How and Why Two Factor Authentication
Introduction
As more and more apps started promoting—or even requiring—two-factor authentication (2FA), I ended up installing Google Authenticator on my phone. But to be honest, for a long time all I really knew was: “open the app and type in the six-digit code.” I never actually understood why the code keeps changing or how the server verifies it. It wasn’t until recently, while testing some login-related logic, that I finally went back and filled in this gap in my understanding.

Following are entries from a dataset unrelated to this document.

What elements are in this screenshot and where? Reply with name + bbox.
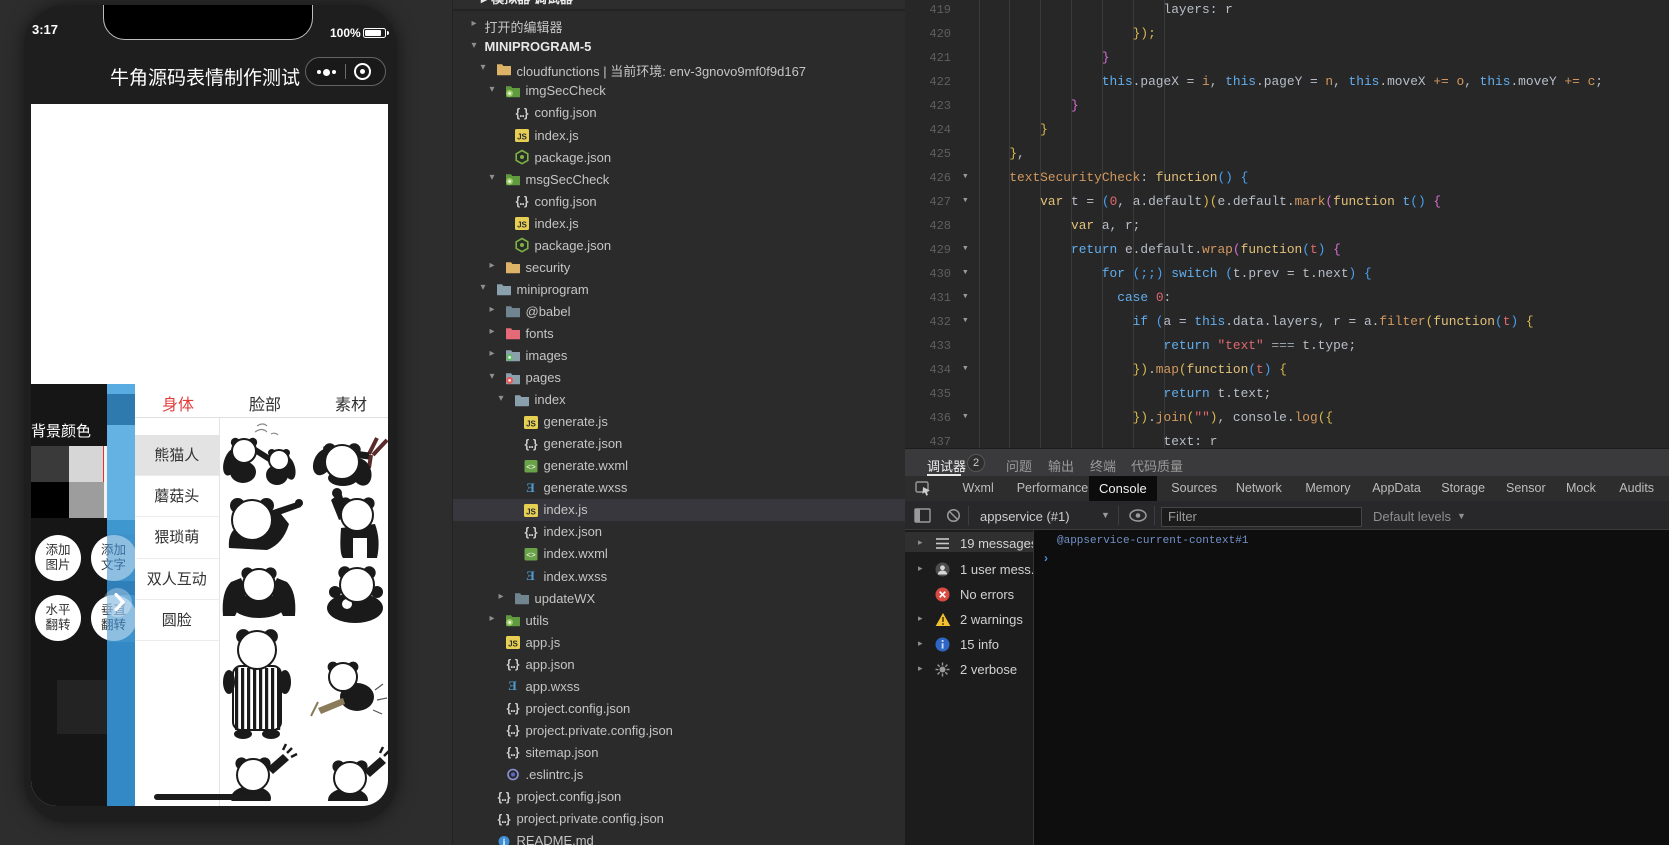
svg-text:JS: JS	[526, 507, 536, 516]
svg-text:JS: JS	[526, 419, 536, 428]
svg-text:JS: JS	[517, 221, 527, 230]
svg-text:<>: <>	[526, 551, 536, 560]
svg-text:<>: <>	[526, 463, 536, 472]
svg-text:JS: JS	[517, 133, 527, 142]
svg-text:JS: JS	[508, 640, 518, 649]
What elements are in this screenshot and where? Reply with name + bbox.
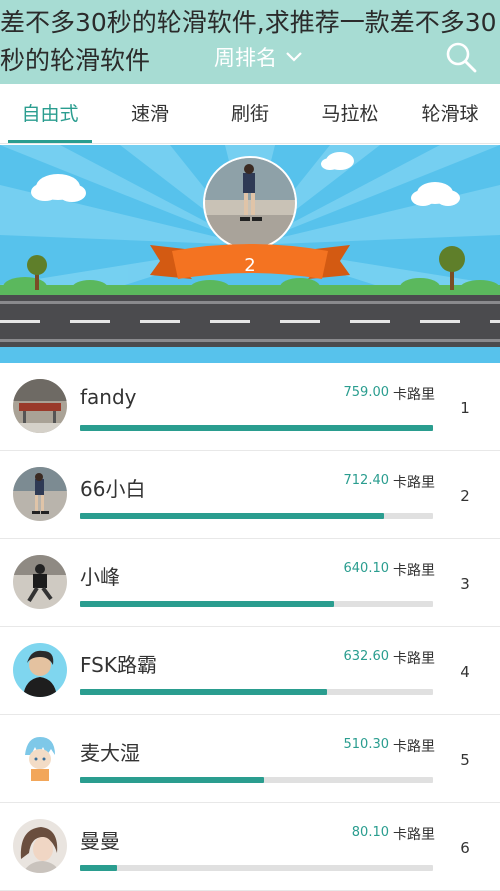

Authentication Factors in Cybersecurity
- What you know: Passwords, PIN codes
- What you have: Phone, physical keys, app-generated codes
- What you are: Fingerprints, face, iris
Two Factor Authentication (2FA)
Compared to traditional single passwords:
- Database breaches leading to password leaks
- Users reusing passwords, weak passwords, forgetting passwords
- Replay attacks
- Social engineering or phishing websites
To enhance security, two factor authentication requires two or more different authentication factors. Security usually comes from the combination of different types of factors rather than stacking the same type. For example:
- Password + SMS verification code
- Password + Google Authenticator verification code
- Password + fingerprint
One Time Passwords (OTP)
An OTP is a password that can be used only once and typically has time or event constraints. Even if an attacker intercepts an OTP, it is hard to reuse it within its validity period. OTP is not a single technology but a concept, with various implementation methods, each having its pros and cons:
| OTP Type | Description | Advantages | Disadvantages | Common Use Cases |
|---|---|---|---|---|
| SMS OTP | Server generates a random code and sends it via SMS to the user’s phone | Easy to implement, user familiarity, no extra app required | SIM swap attacks, possible interception or delays, sending costs | Traditional website logins, low-risk banking operations |
| Email OTP | Sends a one-time authentication code to the user’s email | Low cost, easy implementation, does not rely on mobile | Email may be compromised, poor immediacy | Registration verification, password recovery processes |
| Hardware (Token OTP) | Uses a physical device to generate regularly changing OTPs | Does not rely on the internet, high security, hard to attack remotely | High cost, replacements needed if lost, inconvenient to carry | Internal enterprise systems, financial institutions |
| App OTP (TOTP) | Generates OTP based on time through an app (e.g., Google Authenticator) | No need for the internet, standardized, high security, low cost | Secret leaks become invalid, might be subject to real-time phishing | Mainstream 2FA, cloud services |
| Event-based OTP (HOTP) | Generates a new OTP by incrementing a counter after each use | Not time-dependent, unaffected by clock drift | Can easily go out of sync, implementation is complex | Specific hardware tokens |
From a security and practical perspective, TOTP is currently the most balanced OTP solution in terms of security, cost, and user experience. It is also the mainstream choice for modern 2FA, utilized by Google Authenticator, Microsoft Authenticator, and Authy.